Genius. Do you really have a severe dislike for the press?
“Well, I do get personal about the mix of art and business. Though I understand that it’s near impossible to separate these days. Any attempt to communicate with more than just your friends requires some kind of funding, whether your own or otherwise. However, the sheer cookie-cutter style of most reviews I see is just tiring. Just don’t even have a flipping music review section if it’s just there to ‘round out’ your rag. You’re just doing the artist a disfavour by being half-assed about it.
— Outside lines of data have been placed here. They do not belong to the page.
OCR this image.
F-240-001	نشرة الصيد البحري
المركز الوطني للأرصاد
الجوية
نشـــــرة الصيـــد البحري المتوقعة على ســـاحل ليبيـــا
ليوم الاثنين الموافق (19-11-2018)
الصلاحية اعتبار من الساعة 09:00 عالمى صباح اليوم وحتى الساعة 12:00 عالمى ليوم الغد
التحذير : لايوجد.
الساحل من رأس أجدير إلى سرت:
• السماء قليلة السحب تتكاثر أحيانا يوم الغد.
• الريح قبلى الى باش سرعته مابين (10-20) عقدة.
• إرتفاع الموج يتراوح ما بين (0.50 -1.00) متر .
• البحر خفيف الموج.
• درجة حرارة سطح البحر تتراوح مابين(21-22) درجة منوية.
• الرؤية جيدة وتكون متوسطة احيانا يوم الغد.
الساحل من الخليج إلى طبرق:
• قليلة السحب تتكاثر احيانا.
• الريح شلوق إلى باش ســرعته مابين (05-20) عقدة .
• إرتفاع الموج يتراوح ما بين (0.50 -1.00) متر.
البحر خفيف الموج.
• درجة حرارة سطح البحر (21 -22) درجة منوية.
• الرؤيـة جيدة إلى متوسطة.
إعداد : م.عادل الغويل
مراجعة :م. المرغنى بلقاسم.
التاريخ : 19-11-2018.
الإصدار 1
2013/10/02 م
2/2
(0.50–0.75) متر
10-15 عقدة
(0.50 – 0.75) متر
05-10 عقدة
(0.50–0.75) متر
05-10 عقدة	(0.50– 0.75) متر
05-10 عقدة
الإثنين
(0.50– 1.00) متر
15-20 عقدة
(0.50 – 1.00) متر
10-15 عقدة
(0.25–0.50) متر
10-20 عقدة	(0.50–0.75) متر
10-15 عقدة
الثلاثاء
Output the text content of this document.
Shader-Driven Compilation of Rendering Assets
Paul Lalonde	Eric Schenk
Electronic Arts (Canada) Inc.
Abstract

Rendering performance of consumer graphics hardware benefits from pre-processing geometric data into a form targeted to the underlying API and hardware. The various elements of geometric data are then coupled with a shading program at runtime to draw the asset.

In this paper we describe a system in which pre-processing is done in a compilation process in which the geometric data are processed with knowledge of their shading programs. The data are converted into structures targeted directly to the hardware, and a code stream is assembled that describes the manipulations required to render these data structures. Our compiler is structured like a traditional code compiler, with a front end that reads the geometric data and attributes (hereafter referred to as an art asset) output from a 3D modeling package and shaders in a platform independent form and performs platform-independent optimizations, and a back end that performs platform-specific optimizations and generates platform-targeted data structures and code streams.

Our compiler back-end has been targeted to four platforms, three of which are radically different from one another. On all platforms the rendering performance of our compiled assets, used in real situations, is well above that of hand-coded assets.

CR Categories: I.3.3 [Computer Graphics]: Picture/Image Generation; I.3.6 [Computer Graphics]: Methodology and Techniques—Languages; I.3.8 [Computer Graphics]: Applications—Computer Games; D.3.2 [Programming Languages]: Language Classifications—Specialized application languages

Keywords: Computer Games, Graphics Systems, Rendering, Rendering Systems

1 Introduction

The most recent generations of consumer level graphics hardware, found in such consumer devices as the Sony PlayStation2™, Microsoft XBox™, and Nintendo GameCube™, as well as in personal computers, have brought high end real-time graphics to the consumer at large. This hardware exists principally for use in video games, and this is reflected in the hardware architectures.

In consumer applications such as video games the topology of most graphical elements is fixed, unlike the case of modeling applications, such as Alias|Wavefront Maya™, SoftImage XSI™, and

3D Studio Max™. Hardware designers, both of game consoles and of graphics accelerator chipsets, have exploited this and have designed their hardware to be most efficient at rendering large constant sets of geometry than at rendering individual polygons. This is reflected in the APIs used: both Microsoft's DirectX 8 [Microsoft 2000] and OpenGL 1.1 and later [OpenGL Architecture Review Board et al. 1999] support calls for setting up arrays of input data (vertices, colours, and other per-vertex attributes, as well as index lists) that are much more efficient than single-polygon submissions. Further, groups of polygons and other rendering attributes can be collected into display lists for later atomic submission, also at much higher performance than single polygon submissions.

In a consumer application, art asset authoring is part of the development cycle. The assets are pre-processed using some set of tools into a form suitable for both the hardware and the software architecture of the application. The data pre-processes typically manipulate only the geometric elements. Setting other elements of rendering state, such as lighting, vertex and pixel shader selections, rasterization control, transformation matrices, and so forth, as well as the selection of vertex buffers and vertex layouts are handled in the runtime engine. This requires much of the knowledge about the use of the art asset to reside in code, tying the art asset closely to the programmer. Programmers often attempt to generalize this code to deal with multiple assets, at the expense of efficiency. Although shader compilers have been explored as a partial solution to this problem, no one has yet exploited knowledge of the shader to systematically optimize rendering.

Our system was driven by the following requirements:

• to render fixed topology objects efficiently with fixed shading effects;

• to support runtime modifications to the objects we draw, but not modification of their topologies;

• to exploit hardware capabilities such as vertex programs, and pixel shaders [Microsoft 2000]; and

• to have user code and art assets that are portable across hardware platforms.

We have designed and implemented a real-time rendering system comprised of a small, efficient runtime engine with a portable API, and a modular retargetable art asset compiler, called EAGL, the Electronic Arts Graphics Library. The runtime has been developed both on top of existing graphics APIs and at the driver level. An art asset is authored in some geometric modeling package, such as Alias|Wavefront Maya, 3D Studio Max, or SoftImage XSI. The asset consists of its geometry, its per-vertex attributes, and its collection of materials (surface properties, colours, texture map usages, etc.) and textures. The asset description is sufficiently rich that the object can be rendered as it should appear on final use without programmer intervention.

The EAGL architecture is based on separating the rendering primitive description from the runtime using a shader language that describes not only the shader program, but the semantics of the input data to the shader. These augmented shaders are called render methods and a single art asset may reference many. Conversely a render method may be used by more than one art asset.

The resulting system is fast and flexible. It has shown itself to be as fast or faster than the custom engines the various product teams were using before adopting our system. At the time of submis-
It’s like your lover looking deeply into your eyes and saying they love you, and you just respond with “Mmm, yeah, nice one”. Fucking cold ass prick.
“So I thought I’d make things easier for some panty-loomer who got stuck with the rookie bin. They’re just doing their job, so how can they be expected to be honest? But people believe it. And who’s to know what reviews are bought and which aren’t? You can buy placement in music shops, so I’m sure you can buy placement in magazines. Is a major mag going to rip on [Justin Timberlake’s] ‘Justified’ album? Hell no, but they’ll rip poor BR to shreds to at least give the appearance of actually caring. Bastards.”
Bastards indeed. Bogdan’s off on his first UK tour for a very, very long time in November, and it should go without saying that you’d be slightly daft, a proper bastard even, to miss it.